État d’urgence : le provisoire qui dure

Il y a bientôt un an, je décrivais dans un article l’état d’urgence comme « une rustine sur une chambre à air usée jusqu’à la corde » et j’ai souvent répété depuis que la mesure serait prolongée, non pas pour des raisons objectives de sécurité des français, mais par opportunisme politique.

Ainsi, la mesure sera donc prolongée jusqu’aux prochaines élections présidentielles

On parle de responsabilité face à la menace terroriste et de lucidité…

Pourtant l’état d’urgence n’est rien d’autre qu’un chiffon rouge agité dans les médias par des responsables politiques incapables de prendre la situation à bras-le-corps.

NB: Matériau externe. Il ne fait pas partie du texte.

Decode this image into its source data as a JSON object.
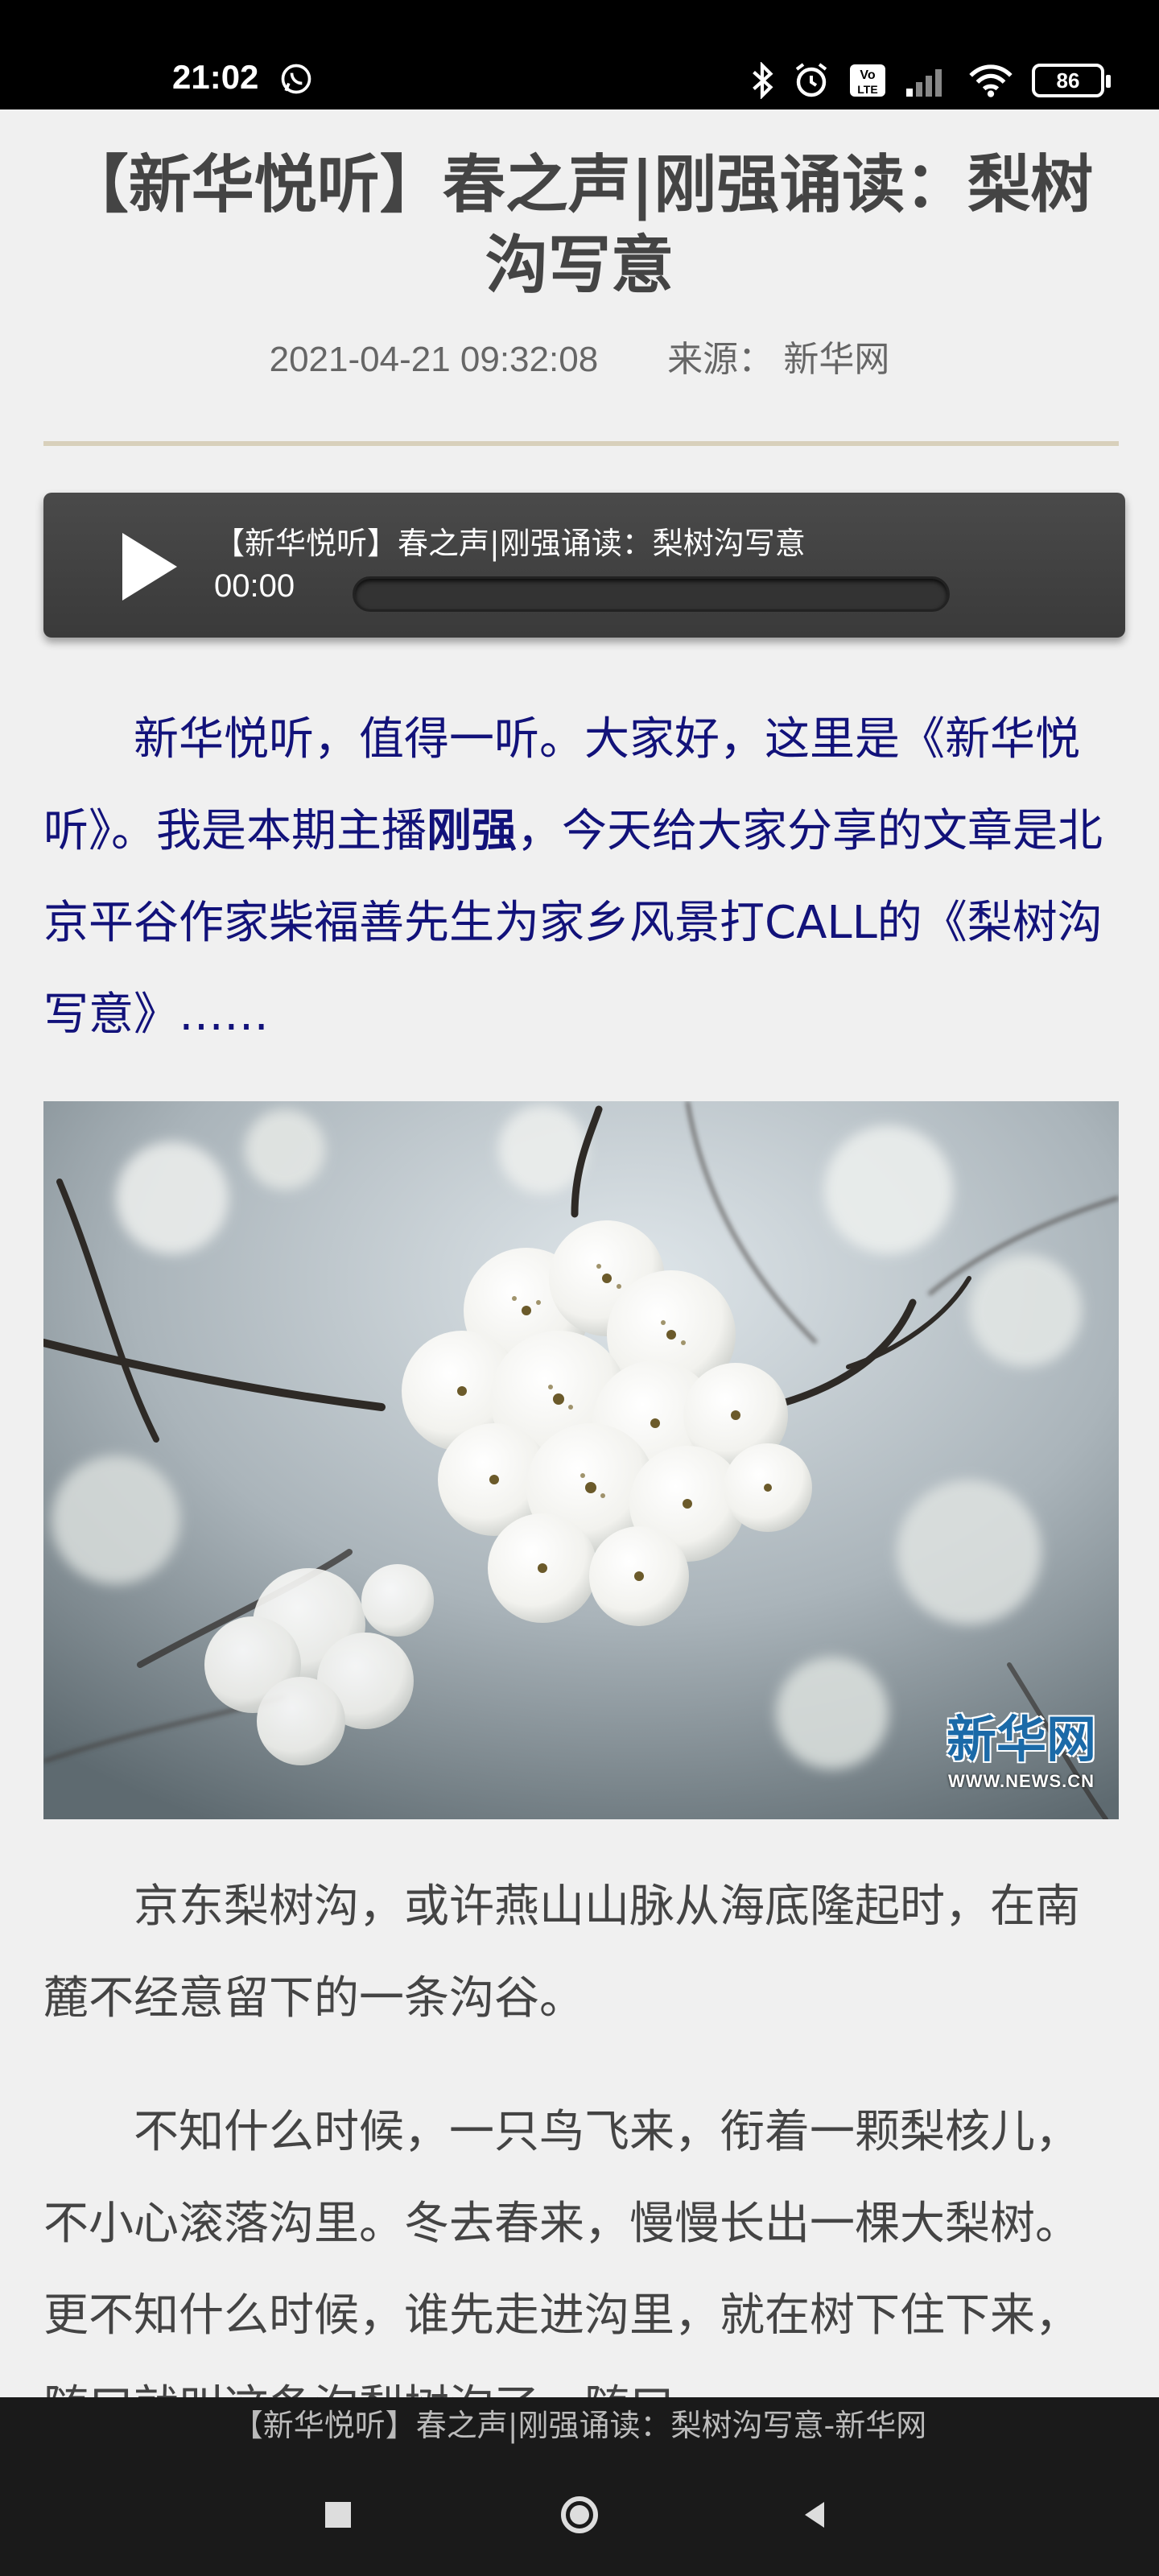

Une situation qui réclame des réponses adaptées, mesurées, précises, en déployant d’importants moyens répressifs mais en ne les utilisant pas n’importe comment et en ne « brûlant » pas ses meilleures ressources en les utilisant 24h/24h pour des missions qui s’avèrent le plus souvent de seconde importance.

L’état d’urgence, c’est une fuite sécuritaire en avant qui n’a pas pu empêcher l’attentat de Nice alors même que peu de temps avant ce drame, le président de la République avait envisagé de ne pas prolonger la mesure.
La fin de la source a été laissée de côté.